What is in this article?:
- While Proposition 65’s intent was to protect Californians from carcinogens, the measure spawned a cottage industry of attorneys whose prey is California businesses (especially small retailers) and chemical manufacturers.
It’s been 25 years since California voters passed Proposition 65, a ballot initiative that required the state to maintain a list of “chemicals known to California to cause cancer or reproductive harm.”
The measure – the Safe Drinking Water and Toxics Enforcement Act of 1986 – was backed and supported by such Hollywood types as actress Jane Fonda and her then-husband, 1960s activist-turned-politician Tom Hayden. The list includes ubiquitous substances such as engine exhaust, which no one wants to breathe, but is impossible to avoid.
While Prop. 65’s intent was to protect Californians from carcinogens, the measure spawned a cottage industry of attorneys whose prey is California businesses (especially small retailers) and chemical manufacturers. In 2008, for instance, 199 lawsuits were settled, netting $14.6 million in legal fees and just $4.6 million in civil penalties.
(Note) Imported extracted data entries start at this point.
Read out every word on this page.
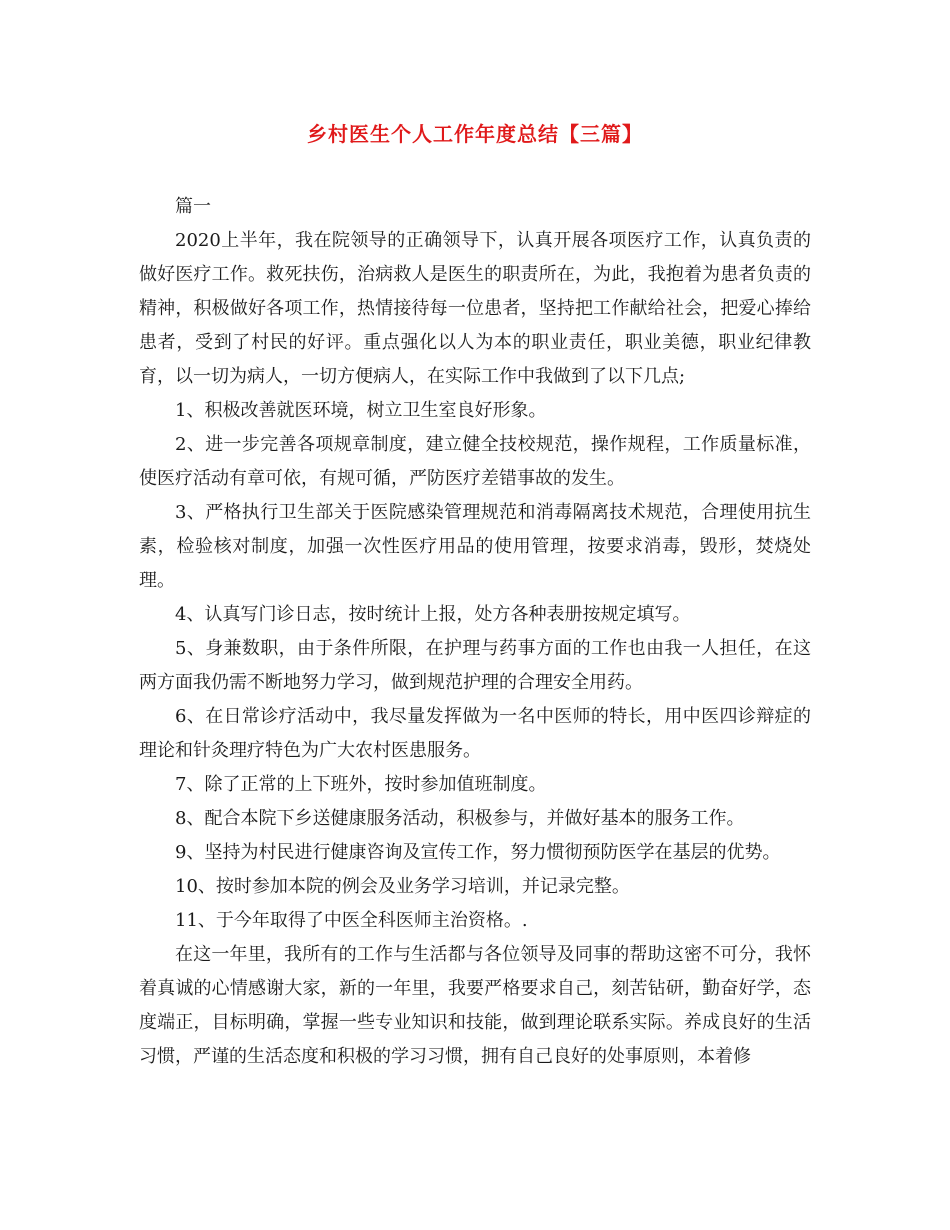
乡村医生个人工作年度总结【三篇】

篇一

2020上半年，我在院领导的正确领导下，认真开展各项医疗工作，认真负责的做好医疗工作。救死扶伤，治病救人是医生的职责所在，为此，我抱着为患者负责的精神，积极做好各项工作，热情接待每一位患者，坚持把工作献给社会，把爱心捧给患者，受到了村民的好评。重点强化以人为本的职业责任，职业美德，职业纪律教育，以一切为病人，一切方便病人，在实际工作中我做到了以下几点;

1、积极改善就医环境，树立卫生室良好形象。

2、进一步完善各项规章制度，建立健全技校规范，操作规程，工作质量标准，使医疗活动有章可依，有规可循，严防医疗差错事故的发生。

3、严格执行卫生部关于医院感染管理规范和消毒隔离技术规范，合理使用抗生素，检验核对制度，加强一次性医疗用品的使用管理，按要求消毒，毁形，焚烧处理。

4、认真写门诊日志，按时统计上报，处方各种表册按规定填写。

5、身兼数职，由于条件所限，在护理与药事方面的工作也由我一人担任，在这两方面我仍需不断地努力学习，做到规范护理的合理安全用药。

6、在日常诊疗活动中，我尽量发挥做为一名中医师的特长，用中医四诊辩症的理论和针灸理疗特色为广大农村医患服务。

7、除了正常的上下班外，按时参加值班制度。

8、配合本院下乡送健康服务活动，积极参与，并做好基本的服务工作。

9、坚持为村民进行健康咨询及宣传工作，努力惯彻预防医学在基层的优势。

10、按时参加本院的例会及业务学习培训，并记录完整。

11、于今年取得了中医全科医师主治资格。.

在这一年里，我所有的工作与生活都与各位领导及同事的帮助这密不可分，我怀着真诚的心情感谢大家，新的一年里，我要严格要求自己，刻苦钻研，勤奋好学，态度端正，目标明确，掌握一些专业知识和技能，做到理论联系实际。养成良好的生活习惯，严谨的生活态度和积极的学习习惯，拥有自己良好的处事原则，本着修
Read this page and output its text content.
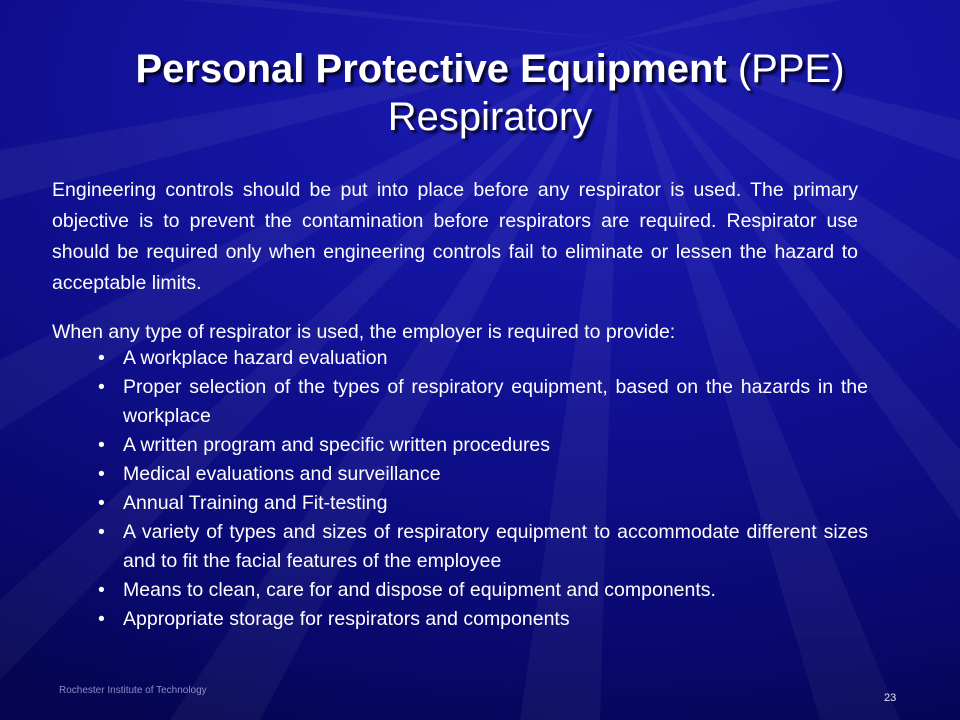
Personal Protective Equipment (PPE)
Respiratory

Engineering controls should be put into place before any respirator is used. The primary objective is to prevent the contamination before respirators are required. Respirator use should be required only when engineering controls fail to eliminate or lessen the hazard to acceptable limits.

When any type of respirator is used, the employer is required to provide:

• A workplace hazard evaluation
• Proper selection of the types of respiratory equipment, based on the hazards in the workplace
• A written program and specific written procedures
• Medical evaluations and surveillance
• Annual Training and Fit-testing
• A variety of types and sizes of respiratory equipment to accommodate different sizes and to fit the facial features of the employee
• Means to clean, care for and dispose of equipment and components.
• Appropriate storage for respirators and components
Rochester Institute of Technology
23
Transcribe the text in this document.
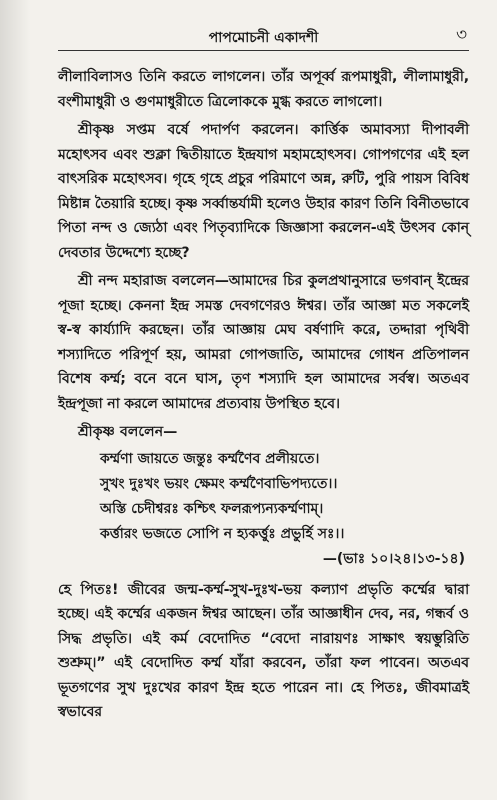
পাপমোচনী একাদশী	৩

লীলাবিলাসও তিনি করতে লাগলেন। তাঁর অপূর্ব্ব রূপমাধুরী, লীলামাধুরী, বংশীমাধুরী ও গুণমাধুরীতে ত্রিলোককে মুগ্ধ করতে লাগলো।

শ্রীকৃষ্ণ সপ্তম বর্ষে পদার্পণ করলেন। কার্ত্তিক অমাবস্যা দীপাবলী মহোৎসব এবং শুক্লা দ্বিতীয়াতে ইন্দ্রযাগ মহামহোৎসব। গোপগণের এই হল বাৎসরিক মহোৎসব। গৃহে গৃহে প্রচুর পরিমাণে অন্ন, রুটি, পুরি পায়স বিবিধ মিষ্টান্ন তৈয়ারি হচ্ছে। কৃষ্ণ সর্ব্বান্তর্যামী হলেও উহার কারণ তিনি বিনীতভাবে পিতা নন্দ ও জ্যেঠা এবং পিতৃব্যাদিকে জিজ্ঞাসা করলেন-এই উৎসব কোন্ দেবতার উদ্দেশ্যে হচ্ছে?

শ্রী নন্দ মহারাজ বললেন—আমাদের চির কুলপ্রথানুসারে ভগবান্ ইন্দ্রের পূজা হচ্ছে। কেননা ইন্দ্র সমস্ত দেবগণেরও ঈশ্বর। তাঁর আজ্ঞা মত সকলেই স্ব-স্ব কার্য্যাদি করছেন। তাঁর আজ্ঞায় মেঘ বর্ষণাদি করে, তদ্দারা পৃথিবী শস্যাদিতে পরিপূর্ণ হয়, আমরা গোপজাতি, আমাদের গোধন প্রতিপালন বিশেষ কর্ম্ম; বনে বনে ঘাস, তৃণ শস্যাদি হল আমাদের সর্বস্ব। অতএব ইন্দ্রপূজা না করলে আমাদের প্রত্যবায় উপস্থিত হবে।

শ্রীকৃষ্ণ বললেন—
কর্ম্মণা জায়তে জন্তুঃ কর্ম্মণৈব প্রলীয়তে।
সুখং দুঃখং ভয়ং ক্ষেমং কর্ম্মণৈবাভিপদ্যতে।।
অস্তি চেদীশ্বরঃ কশ্চিৎ ফলরূপ্যন্যকর্ম্মণাম্।
কর্ত্তারং ভজতে সোপি ন হ্যকর্ত্তুঃ প্রভুর্হি সঃ।।
—(ভাঃ ১০।২৪।১৩-১৪)

হে পিতঃ! জীবের জন্ম-কর্ম্ম-সুখ-দুঃখ-ভয় কল্যাণ প্রভৃতি কর্ম্মের দ্বারা হচ্ছে। এই কর্ম্মের একজন ঈশ্বর আছেন। তাঁর আজ্ঞাধীন দেব, নর, গন্ধর্ব ও সিদ্ধ প্রভৃতি। এই কর্ম বেদোদিত “বেদো নারায়ণঃ সাক্ষাৎ স্বয়ম্ভুরিতি শুশ্রুম্।” এই বেদোদিত কর্ম্ম যাঁরা করবেন, তাঁরা ফল পাবেন। অতএব ভূতগণের সুখ দুঃখের কারণ ইন্দ্র হতে পারেন না। হে পিতঃ, জীবমাত্রই স্বভাবের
Furthermore, two of these plaintiffs – the Center for Environmental Health and the Mateel Environmental Justice Foundation – accounted for 76 of those lawsuits, according the California Attorney General’s Office.
Here’s how filing a lawsuit works: Prop. 65 attorneys find a business where people may be exposed to a substance on the list. They send a required “notice of violation,” giving them the right to sue. After 60 days, they file a complaint on behalf of a straw plaintiff. Knowing successful litigation requires expensive affirmative defenses, the business buys its peace by paying the plaintiff’s inflated attorney’s fees. A judgment is entered that the business hopes will prevent future lawsuits by other “professional plaintiffs” and “bounty hunters.”
Another sign goes up in California: “WARNING: This area contains a chemical known to the State of California to cause cancer.” The plaintiff issues a news release claiming to have “protected” Californians, and asks for donations to support further litigation.
This abuse of Prop. 65 sparked a stiff rebuke from a California Appellate Court in 2006. The court noted that Prop. 65 bounty-hunter action is so “absurdly easy” that the attorneys’ fees paid by defendants to avoid litigation are “objectively unconscionable.”
Around that same time then-California Attorney General Jerry Brown sent a letter to one bounty hunter, stating: “Your clients have collected significant sums of money from businesses that have little or no liability for past violations, and an amount of attorney fees that appears to exceed a reasonable amount.”
The Attorney General’s Office requires that people who file Prop. 65 lawsuits first inform the A.G.’s office as well as give it the final results of the court action after the case is settled.